Pandemi koşullarında en çok öne çıkan konu kurumların işlemez hale gelmesiydi. Pandemi dönemi ile birlikte zaten sorunlu olan bu devlet mekanizmaları tam anlamıyla çöktü. Devletin açtığı kampanyalara (biz bize yeteriz gibi) internet üzerinden başvuran kadınlar oldu ancak geri dönüş alamadılar. Pandemi öncesinde de kadına yönelik şiddetle ilgili yasalarda, kadınların hakları konusunda her zaman kötü uygulamalarla karşılaşıyorduk. Örneğin 6284 çok geniş kapsamlı bir yasa ve sadece kadına şiddet uygulayanı uzaklaştıran değil aynı zamanda kendi hayatını yeniden planlamak için birtakım olanaklar sunan ve o olanakları hayata geçirme konusunda destekleyen maddeleri içeriyor. Çok açık bir şekilde ihtiyacı olan kadınların geçici maddi destek almasını söyleyen maddeler var. Pandemi öncesinde bize başvuru yapan kadınları yönlendiriyorduk ancak bu maddeden yararlanan bir tane örnek göremedik.

“SALGIN VAR SIĞINAKLAR KAPALI”

Pandemi öncesinde kadınlar nasıl destek alıyordu?
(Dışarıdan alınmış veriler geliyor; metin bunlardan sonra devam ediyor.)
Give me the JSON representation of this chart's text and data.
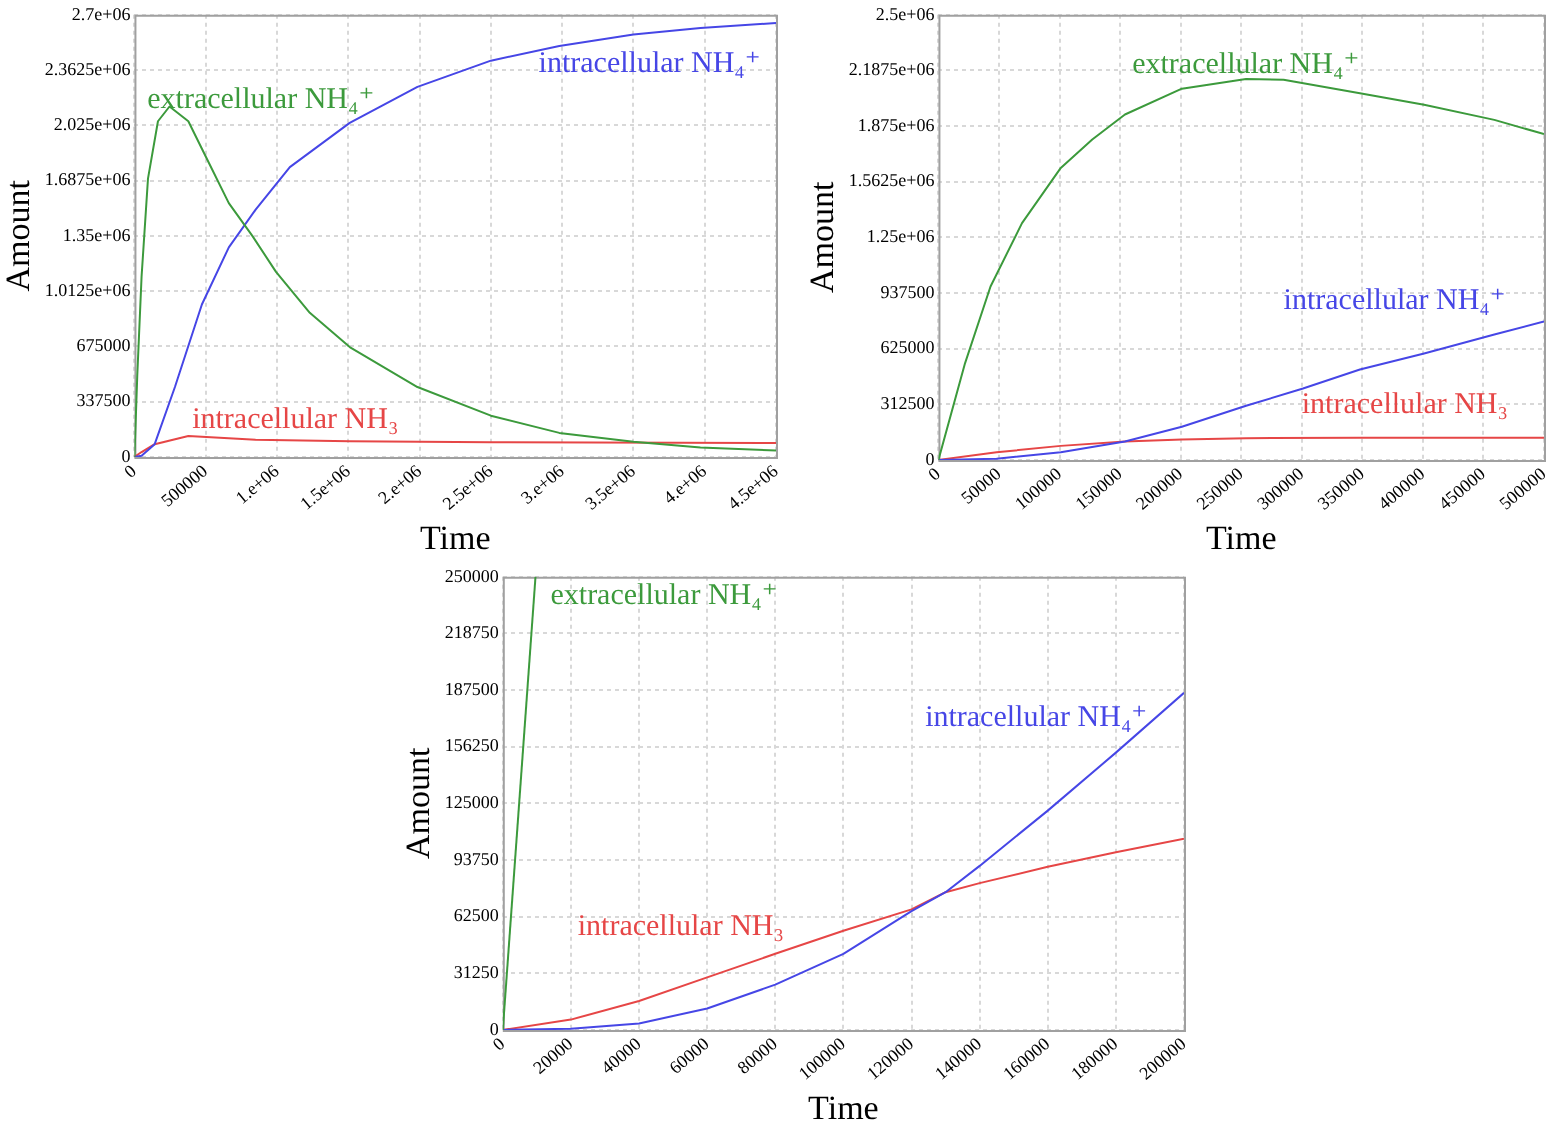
{
  "chart_data": [
    {
      "type": "line",
      "xlabel": "Time",
      "ylabel": "Amount",
      "grid": true,
      "xlim": [
        0,
        4500000
      ],
      "xticks": [
        0,
        500000,
        {
          "value": 1000000,
          "label": "1.e+06"
        },
        {
          "value": 1500000,
          "label": "1.5e+06"
        },
        {
          "value": 2000000,
          "label": "2.e+06"
        },
        {
          "value": 2500000,
          "label": "2.5e+06"
        },
        {
          "value": 3000000,
          "label": "3.e+06"
        },
        {
          "value": 3500000,
          "label": "3.5e+06"
        },
        {
          "value": 4000000,
          "label": "4.e+06"
        },
        {
          "value": 4500000,
          "label": "4.5e+06"
        }
      ],
      "ylim": [
        0,
        2700000
      ],
      "yticks": [
        0,
        337500,
        675000,
        {
          "value": 1012500,
          "label": "1.0125e+06"
        },
        {
          "value": 1350000,
          "label": "1.35e+06"
        },
        {
          "value": 1687500,
          "label": "1.6875e+06"
        },
        {
          "value": 2025000,
          "label": "2.025e+06"
        },
        {
          "value": 2362500,
          "label": "2.3625e+06"
        },
        {
          "value": 2700000,
          "label": "2.7e+06"
        }
      ],
      "series": [
        {
          "name": "extracellular NH₄⁺",
          "color": "#3c9a3c",
          "x": [
            0,
            20000,
            50000,
            95000,
            165000,
            246000,
            378000,
            520000,
            662000,
            827000,
            993000,
            1230000,
            1510000,
            1985000,
            2500000,
            2980000,
            3500000,
            3970000,
            4500000
          ],
          "values": [
            0,
            500000,
            1100000,
            1700000,
            2050000,
            2140000,
            2050000,
            1800000,
            1550000,
            1350000,
            1130000,
            880000,
            671000,
            427000,
            252000,
            147000,
            93000,
            58000,
            39000
          ]
        },
        {
          "name": "intracellular NH₄⁺",
          "color": "#4646e6",
          "x": [
            0,
            50000,
            142000,
            284000,
            473000,
            662000,
            850000,
            1090000,
            1510000,
            1985000,
            2500000,
            2980000,
            3500000,
            3970000,
            4500000
          ],
          "values": [
            0,
            7000,
            78000,
            427000,
            931000,
            1280000,
            1510000,
            1770000,
            2040000,
            2260000,
            2420000,
            2510000,
            2580000,
            2620000,
            2650000
          ]
        },
        {
          "name": "intracellular NH₃",
          "color": "#e64646",
          "x": [
            0,
            50000,
            142000,
            378000,
            850000,
            1510000,
            2500000,
            4500000
          ],
          "values": [
            0,
            30000,
            78000,
            128000,
            105000,
            96000,
            90000,
            85000
          ]
        }
      ]
    },
    {
      "type": "line",
      "xlabel": "Time",
      "ylabel": "Amount",
      "grid": true,
      "xlim": [
        0,
        500000
      ],
      "xticks": [
        0,
        50000,
        100000,
        150000,
        200000,
        250000,
        300000,
        350000,
        400000,
        450000,
        500000
      ],
      "ylim": [
        0,
        2500000
      ],
      "yticks": [
        0,
        312500,
        625000,
        937500,
        {
          "value": 1250000,
          "label": "1.25e+06"
        },
        {
          "value": 1562500,
          "label": "1.5625e+06"
        },
        {
          "value": 1875000,
          "label": "1.875e+06"
        },
        {
          "value": 2187500,
          "label": "2.1875e+06"
        },
        {
          "value": 2500000,
          "label": "2.5e+06"
        }
      ],
      "series": [
        {
          "name": "extracellular NH₄⁺",
          "color": "#3c9a3c",
          "x": [
            0,
            22000,
            43000,
            69000,
            101000,
            127000,
            154000,
            201000,
            254000,
            285000,
            348000,
            401000,
            459000,
            500000
          ],
          "values": [
            0,
            544000,
            974000,
            1330000,
            1640000,
            1800000,
            1940000,
            2085000,
            2140000,
            2135000,
            2060000,
            1995000,
            1910000,
            1830000
          ]
        },
        {
          "name": "intracellular NH₄⁺",
          "color": "#4646e6",
          "x": [
            0,
            48000,
            101000,
            154000,
            201000,
            254000,
            301000,
            348000,
            401000,
            459000,
            500000
          ],
          "values": [
            0,
            7000,
            43000,
            104000,
            186000,
            304000,
            401000,
            508000,
            598000,
            705000,
            777000
          ]
        },
        {
          "name": "intracellular NH₃",
          "color": "#e64646",
          "x": [
            0,
            48000,
            101000,
            154000,
            201000,
            254000,
            348000,
            500000
          ],
          "values": [
            0,
            43000,
            79000,
            104000,
            115000,
            122000,
            125000,
            125000
          ]
        }
      ]
    },
    {
      "type": "line",
      "xlabel": "Time",
      "ylabel": "Amount",
      "grid": true,
      "xlim": [
        0,
        200000
      ],
      "xticks": [
        0,
        20000,
        40000,
        60000,
        80000,
        100000,
        120000,
        140000,
        160000,
        180000,
        200000
      ],
      "ylim": [
        0,
        250000
      ],
      "yticks": [
        0,
        31250,
        62500,
        93750,
        125000,
        156250,
        187500,
        218750,
        250000
      ],
      "series": [
        {
          "name": "extracellular NH₄⁺",
          "color": "#3c9a3c",
          "x": [
            0,
            9600
          ],
          "values": [
            0,
            250000
          ]
        },
        {
          "name": "intracellular NH₄⁺",
          "color": "#4646e6",
          "x": [
            0,
            20000,
            40000,
            60000,
            80000,
            100000,
            120000,
            130000,
            140000,
            160000,
            180000,
            200000
          ],
          "values": [
            0,
            700,
            3600,
            11800,
            25000,
            42000,
            65500,
            76000,
            90500,
            121000,
            153000,
            186000
          ]
        },
        {
          "name": "intracellular NH₃",
          "color": "#e64646",
          "x": [
            0,
            20000,
            40000,
            60000,
            80000,
            100000,
            120000,
            130000,
            140000,
            160000,
            180000,
            200000
          ],
          "values": [
            0,
            5700,
            16000,
            29000,
            42000,
            54700,
            66500,
            76000,
            81000,
            90000,
            98000,
            105500
          ]
        }
      ]
    }
  ]
}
Kaymakamlıklara, sosyal hizmet kurumlarına başvurularda bulunuyorlardı ve kaymakamlıklardan, valilikten destek alanlar oldu ancak bu destek bir defaya mahsus olabiliyordu. Buralarda da o kadar kötü uygulamaya maruz kalıyorlardı ki kimi zaman bizim araya girmemiz, yasaları hatırlatmamız gerekebiliyordu. Buna rağmen alamayan kadınlar da oldukça fazlaydı. Bütün devlet kurumlarında salgın gerekçesiyle başvuran kadınların, bu kurumlarda çalışanlarca, salgın bahane edilerek yanlış yönlendirmeleri oldu veya “salgın var sığınaklar kapalı” “salgın var günde 15 kişiye bakamam” gibi uygulamalarla karşılaştılar.
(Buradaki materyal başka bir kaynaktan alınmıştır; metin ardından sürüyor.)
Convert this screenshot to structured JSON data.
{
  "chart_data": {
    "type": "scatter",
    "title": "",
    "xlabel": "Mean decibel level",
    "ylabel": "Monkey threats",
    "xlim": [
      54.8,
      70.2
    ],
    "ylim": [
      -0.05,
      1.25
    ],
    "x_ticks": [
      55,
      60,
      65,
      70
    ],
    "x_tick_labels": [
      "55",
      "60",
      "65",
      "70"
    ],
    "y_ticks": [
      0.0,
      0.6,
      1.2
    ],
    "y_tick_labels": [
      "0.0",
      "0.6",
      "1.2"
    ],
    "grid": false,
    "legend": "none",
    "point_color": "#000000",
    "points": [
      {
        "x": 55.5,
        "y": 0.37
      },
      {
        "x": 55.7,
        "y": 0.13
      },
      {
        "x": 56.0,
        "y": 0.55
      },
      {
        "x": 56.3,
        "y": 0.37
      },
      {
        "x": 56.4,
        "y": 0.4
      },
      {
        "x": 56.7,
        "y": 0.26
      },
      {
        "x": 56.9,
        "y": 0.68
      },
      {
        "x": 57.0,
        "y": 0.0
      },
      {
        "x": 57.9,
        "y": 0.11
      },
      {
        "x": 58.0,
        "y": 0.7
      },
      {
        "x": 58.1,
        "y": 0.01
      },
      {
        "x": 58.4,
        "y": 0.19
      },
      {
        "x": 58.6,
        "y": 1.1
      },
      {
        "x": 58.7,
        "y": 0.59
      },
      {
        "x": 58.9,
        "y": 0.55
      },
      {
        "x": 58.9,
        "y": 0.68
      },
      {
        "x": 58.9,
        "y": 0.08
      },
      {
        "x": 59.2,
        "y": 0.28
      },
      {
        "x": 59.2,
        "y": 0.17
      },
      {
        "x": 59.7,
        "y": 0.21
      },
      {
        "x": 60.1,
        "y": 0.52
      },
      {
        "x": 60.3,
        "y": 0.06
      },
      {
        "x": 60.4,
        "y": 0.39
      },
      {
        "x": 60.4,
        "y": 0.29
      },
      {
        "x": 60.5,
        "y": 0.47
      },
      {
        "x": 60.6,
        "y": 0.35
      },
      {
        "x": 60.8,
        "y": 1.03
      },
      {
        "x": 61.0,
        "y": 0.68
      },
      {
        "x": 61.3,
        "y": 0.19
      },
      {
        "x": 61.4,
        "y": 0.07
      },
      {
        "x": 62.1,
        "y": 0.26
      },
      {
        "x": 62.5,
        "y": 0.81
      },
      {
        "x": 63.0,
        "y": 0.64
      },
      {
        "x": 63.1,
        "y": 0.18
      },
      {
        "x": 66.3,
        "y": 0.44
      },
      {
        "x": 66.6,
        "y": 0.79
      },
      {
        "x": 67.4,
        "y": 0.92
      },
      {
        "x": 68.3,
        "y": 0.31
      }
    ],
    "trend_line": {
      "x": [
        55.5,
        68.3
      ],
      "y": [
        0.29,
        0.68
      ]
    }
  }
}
Bizim verilerimizin bir diğer önemli noktası da Pandemi döneminde okulların ve işyerlerinin kapanmasıyla ailelerinin yanına dönmek zorunda kalan bekar kadınların, aile içindeki uğradıkları şiddet nedeniyle bize olan başvurulardaki artışlar oldu. Mesela burada öğrenci bir kadını devlet sığınağına yönlendirmekte büyük sıkıntı yaşadık, çünkü uzaktan eğitim almaları için, sığınaklarda bütün bu olanakların olması gerekiyordu. 6284 sayılı yasadan yararlanıp şiddet uygulayanı evden uzaklaştırma konusunda ise, uygulayan baba olduğu için buna cesaret bile edemiyor haklı olarak. Konuşmamın başında da söylediğim gibi, nitelikli veriler toparlanmış olsa ve bu verilere göre nitelikli önleyici tedbirler alınırdı. Ama bugün hala, “babandır”, “kocandır”, “abindir” gibi sözlerle kadınlar şiddet ortamına dönmek zorunda bırakıldı/bırakılıyor.
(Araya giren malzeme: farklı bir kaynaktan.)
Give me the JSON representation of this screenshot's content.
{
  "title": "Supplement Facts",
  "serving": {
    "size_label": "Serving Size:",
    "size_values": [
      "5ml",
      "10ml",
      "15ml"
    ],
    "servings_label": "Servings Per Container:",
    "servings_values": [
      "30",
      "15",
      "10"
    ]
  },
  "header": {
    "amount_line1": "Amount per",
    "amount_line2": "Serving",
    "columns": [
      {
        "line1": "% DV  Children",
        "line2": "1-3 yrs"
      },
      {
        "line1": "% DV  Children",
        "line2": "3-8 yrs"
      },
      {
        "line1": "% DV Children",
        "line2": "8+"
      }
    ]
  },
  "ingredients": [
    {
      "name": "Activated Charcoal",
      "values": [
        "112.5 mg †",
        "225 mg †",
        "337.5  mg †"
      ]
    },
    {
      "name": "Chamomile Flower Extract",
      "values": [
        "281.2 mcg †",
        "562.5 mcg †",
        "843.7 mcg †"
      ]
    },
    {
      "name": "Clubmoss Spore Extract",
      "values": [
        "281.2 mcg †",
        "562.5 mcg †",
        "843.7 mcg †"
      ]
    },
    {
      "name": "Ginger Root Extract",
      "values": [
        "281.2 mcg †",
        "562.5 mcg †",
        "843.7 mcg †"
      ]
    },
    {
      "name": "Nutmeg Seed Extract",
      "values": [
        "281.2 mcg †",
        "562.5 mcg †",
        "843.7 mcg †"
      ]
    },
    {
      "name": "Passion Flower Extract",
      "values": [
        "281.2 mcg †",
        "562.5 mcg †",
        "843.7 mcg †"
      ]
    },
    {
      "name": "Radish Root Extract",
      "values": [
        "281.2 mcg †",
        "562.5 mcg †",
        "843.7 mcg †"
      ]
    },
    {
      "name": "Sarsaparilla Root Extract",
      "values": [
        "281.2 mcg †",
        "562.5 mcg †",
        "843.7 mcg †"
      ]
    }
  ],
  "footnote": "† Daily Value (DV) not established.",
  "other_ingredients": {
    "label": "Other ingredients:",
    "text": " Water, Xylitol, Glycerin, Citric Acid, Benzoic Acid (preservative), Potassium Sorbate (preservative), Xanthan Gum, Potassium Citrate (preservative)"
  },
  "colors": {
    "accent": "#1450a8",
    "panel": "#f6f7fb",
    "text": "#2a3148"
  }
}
Belediyelerin kadına yönelik şiddete ilişkin bünyelerinde bulunan kurumların çalışmalarında pandemi sürecinde şiddetin yüzde 40 arttığına ilişkin haberler yer aldı. Alo 183 yapılan başvuruların yarı oranda yükseldiği bildirildi. Pandemide kadına yönelik şiddetin önüne nasıl geçilebilir?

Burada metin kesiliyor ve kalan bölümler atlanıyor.